At Tuesday's State of the Union address, Michelle Obama was joined by 102-year-old Desiline Victor, who, like many in Florida and elsewhere, waited hours to vote on Election Day.
"By the way," Obama said in his election speech. "We have to fix that."
But how to fix it remains unclear.
Though new research on states' performance in the November election reveals long lines kept thousands from voting, there's still much we don't know about what would best speed up the process.
Victor's home state of Florida had the longest average wait time of any state at 45 minutes. Victor waited for three hours. Other Floridians reported standing in line for up to 7 hours.
Not every voter had Victor's stamina: Professor Theodore Allen at Ohio State University estimated that long lines in Florida deterred at least 201,000 people, using a formula based on voter turnout data and poll closing time. The number only includes people discouraged by the wait at their specific polling site, and not those who stayed home due to "the general inconvenience of election day." The real number, Allen says, is likely much higher. One study also showed that black and Hispanic voters nationwide waited longer on average than white voters.
Some legislators are already proposing changes. Last week, Florida Secretary of State Ken Detzner released a set of recommended election reforms that included allowing counties to expand early voting to 14 days. The proposal would reverse Governor Rick Scott's decision to reduce early voting in the last election.
Another reason behind Florida's long lines was the state's incredibly long ballot, which listed the full text of eleven, wordy constitutional amendments. Detzner has proposed limiting constitutional amendments to 75 words, which could also save counties money. The 2012 election in Florida's St. Lucie County was roughly twice as expensive as 2008, a hike the county election supervisor blamed on printing, mailing and processing longer ballots.
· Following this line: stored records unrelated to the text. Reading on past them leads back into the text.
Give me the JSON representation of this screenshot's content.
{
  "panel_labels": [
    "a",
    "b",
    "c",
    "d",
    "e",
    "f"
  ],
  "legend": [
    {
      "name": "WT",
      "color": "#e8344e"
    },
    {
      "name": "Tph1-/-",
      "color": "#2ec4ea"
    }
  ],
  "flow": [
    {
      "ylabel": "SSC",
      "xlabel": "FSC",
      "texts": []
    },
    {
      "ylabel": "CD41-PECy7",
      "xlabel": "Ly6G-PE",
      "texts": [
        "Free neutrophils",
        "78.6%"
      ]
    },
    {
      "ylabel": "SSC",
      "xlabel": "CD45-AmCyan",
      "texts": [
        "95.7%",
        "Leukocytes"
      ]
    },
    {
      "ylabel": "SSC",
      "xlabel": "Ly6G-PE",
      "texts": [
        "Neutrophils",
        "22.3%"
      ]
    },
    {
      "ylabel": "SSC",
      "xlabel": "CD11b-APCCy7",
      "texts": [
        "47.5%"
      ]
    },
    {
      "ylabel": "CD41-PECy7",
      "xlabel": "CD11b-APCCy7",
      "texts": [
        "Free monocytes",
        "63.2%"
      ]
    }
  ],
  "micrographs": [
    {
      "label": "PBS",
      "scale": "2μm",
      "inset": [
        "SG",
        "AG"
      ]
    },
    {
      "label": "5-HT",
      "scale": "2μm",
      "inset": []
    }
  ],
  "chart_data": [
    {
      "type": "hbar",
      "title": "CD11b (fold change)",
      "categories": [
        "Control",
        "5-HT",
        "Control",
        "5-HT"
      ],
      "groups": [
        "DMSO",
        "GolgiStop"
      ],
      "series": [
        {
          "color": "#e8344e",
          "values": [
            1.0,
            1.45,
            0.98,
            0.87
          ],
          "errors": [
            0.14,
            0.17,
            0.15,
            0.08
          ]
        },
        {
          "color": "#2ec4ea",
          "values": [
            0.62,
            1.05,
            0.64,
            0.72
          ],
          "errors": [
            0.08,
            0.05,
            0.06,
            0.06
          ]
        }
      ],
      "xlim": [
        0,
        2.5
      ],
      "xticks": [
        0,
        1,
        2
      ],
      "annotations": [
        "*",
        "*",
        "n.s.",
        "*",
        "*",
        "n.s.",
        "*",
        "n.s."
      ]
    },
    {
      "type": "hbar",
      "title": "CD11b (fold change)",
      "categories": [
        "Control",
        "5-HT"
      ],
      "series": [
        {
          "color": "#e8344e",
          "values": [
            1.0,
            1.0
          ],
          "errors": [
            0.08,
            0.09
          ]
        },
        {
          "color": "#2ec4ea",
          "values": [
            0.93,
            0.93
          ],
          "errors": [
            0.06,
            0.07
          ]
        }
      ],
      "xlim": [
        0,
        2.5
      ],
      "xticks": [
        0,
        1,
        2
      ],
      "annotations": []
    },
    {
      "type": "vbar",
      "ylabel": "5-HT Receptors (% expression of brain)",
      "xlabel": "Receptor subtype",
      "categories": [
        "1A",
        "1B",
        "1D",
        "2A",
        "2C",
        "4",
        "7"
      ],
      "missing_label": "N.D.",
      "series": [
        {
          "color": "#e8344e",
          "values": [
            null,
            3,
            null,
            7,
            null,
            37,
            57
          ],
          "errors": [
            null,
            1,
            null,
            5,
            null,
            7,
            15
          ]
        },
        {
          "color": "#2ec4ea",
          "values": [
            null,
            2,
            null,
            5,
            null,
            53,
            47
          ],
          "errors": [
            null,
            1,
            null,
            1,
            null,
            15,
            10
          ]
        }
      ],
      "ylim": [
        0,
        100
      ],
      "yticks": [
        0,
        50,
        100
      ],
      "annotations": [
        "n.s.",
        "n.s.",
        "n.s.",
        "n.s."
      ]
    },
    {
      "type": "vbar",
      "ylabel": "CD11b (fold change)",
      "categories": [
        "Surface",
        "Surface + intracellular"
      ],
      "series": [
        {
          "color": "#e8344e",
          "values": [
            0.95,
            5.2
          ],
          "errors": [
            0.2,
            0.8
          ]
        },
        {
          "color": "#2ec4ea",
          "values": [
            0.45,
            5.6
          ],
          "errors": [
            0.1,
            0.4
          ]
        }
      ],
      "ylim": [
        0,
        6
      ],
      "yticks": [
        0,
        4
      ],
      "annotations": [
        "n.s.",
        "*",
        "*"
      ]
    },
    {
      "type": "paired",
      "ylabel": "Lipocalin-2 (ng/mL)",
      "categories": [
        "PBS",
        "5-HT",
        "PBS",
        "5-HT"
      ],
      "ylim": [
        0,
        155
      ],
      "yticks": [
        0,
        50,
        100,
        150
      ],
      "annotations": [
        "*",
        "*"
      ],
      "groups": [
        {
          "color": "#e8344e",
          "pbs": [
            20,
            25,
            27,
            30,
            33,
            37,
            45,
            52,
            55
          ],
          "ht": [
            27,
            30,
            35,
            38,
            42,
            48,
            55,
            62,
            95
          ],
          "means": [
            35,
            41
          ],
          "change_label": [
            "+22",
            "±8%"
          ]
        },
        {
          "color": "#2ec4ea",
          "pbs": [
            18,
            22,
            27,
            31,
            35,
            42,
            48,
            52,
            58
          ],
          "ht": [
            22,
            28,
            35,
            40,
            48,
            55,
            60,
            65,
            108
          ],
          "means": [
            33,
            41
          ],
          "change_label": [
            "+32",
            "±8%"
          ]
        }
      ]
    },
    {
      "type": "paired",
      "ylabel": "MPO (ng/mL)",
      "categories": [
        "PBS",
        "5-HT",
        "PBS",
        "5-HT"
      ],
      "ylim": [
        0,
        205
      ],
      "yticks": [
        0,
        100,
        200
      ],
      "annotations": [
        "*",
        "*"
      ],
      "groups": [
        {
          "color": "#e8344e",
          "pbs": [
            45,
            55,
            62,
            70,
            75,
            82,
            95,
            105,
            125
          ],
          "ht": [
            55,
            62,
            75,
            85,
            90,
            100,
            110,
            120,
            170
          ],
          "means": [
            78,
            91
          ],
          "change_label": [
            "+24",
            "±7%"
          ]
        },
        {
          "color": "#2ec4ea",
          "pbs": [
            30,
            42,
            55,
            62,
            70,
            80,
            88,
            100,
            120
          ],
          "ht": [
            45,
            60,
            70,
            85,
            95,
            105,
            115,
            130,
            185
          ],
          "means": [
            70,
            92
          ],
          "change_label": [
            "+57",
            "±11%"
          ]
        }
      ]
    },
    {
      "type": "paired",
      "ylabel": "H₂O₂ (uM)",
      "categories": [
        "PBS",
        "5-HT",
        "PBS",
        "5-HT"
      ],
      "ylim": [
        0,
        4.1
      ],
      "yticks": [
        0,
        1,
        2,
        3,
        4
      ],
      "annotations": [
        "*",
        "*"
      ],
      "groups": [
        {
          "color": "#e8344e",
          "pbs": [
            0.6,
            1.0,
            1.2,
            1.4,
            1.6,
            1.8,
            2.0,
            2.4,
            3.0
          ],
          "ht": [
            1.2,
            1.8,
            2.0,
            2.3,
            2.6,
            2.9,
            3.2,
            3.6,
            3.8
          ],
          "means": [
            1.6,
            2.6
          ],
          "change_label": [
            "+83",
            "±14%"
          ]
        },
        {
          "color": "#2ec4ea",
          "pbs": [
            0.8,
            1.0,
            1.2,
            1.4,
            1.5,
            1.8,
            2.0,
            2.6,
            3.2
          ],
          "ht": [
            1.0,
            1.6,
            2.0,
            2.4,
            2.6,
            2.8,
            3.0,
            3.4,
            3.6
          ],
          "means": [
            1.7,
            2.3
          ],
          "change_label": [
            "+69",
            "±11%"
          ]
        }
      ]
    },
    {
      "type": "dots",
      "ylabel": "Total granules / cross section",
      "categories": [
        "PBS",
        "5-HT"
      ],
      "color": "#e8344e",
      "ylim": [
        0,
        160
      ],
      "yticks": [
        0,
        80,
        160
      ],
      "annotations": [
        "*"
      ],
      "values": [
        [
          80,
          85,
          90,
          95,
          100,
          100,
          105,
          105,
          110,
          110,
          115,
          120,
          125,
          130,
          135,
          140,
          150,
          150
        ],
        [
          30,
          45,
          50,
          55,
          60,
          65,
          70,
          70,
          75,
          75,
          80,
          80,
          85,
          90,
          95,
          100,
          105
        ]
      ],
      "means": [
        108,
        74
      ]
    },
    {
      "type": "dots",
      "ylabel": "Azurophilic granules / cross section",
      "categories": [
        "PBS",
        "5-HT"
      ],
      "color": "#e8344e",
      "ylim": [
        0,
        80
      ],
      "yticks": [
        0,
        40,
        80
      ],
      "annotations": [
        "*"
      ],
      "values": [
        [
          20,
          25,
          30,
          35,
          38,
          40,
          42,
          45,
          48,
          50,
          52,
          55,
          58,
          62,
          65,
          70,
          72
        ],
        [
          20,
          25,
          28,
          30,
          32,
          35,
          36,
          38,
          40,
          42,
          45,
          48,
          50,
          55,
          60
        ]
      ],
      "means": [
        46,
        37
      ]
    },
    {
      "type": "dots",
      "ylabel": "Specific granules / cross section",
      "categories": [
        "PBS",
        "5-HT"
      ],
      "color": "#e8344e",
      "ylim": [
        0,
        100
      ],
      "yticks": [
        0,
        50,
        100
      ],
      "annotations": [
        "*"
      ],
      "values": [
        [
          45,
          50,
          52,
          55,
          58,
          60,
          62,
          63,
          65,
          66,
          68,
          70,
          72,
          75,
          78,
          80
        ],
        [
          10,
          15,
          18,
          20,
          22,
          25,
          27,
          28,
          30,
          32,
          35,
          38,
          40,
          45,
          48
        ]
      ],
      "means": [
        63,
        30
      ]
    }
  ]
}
Researchers say simply expanding voting hours and shortening ballots isn't enough. The U.S. needs to overhaul how they decide to allocate resources on Election Day. Many counties determine how many voting machines and poll workers to have in a district based solely on the number of expected voters. Others don't even do that, says Lawrence Norden, Deputy Director of the Democracy Program at the Brennan Center for Justice.
But the amount of time it can take to fill out a ballot can vary enormously by county or locale, because both ballots and machines can be different.
Yet the actual time it takes to cast a ballot is almost never considered. "How long the job takes should be taken into account when you provision the resources to do that job," Allen says. "If you just do it on head count alone, you're kind of being dumb."
Allen calls that "dumb" approach "naive allocation." According to his team's research, counties could cut hours off of waiting time by shifting more machines to places with longer ballots. "By simply acting smarter, we could cut the waiting time to 1/4 of what it would have been," Allen says.
Changes in voting technology can also result in voters spending more behind the curtain. After 2000's "hanging chad" disaster, many states turned to electronic voting machines. The touch-screen machines are easier for many to use, and encourage voters to weigh in on every item up for vote. But they can also take twice as long to vote on, Allen says. And strapped city budgets are reluctant to shell out thousands of dollars per machine to make up for longer voting times.
Overall, average line waits have held fairly steady for the past ten years, says Professor Charles Stewart III of MIT. The problem is not necessarily getting worse, but it's not getting any better, either.
"Studies show it's the same places that keep having the same problems," says Norden of the Brennan Center, referencing Stewart's findings. "We tend to forget quickly after the election the problems that we had."
And as Norden points out, "a lot of private companies have figured these things out in other contexts. There's a reason2026McDonalds never seems to have nine-hour lines."
The most important thing, Stewart says, is conducting more research on what keeps lines long year after year. "This is a persistent problem and it's one that we need to address," he says, "but it's not one [where] there is a magic bullet."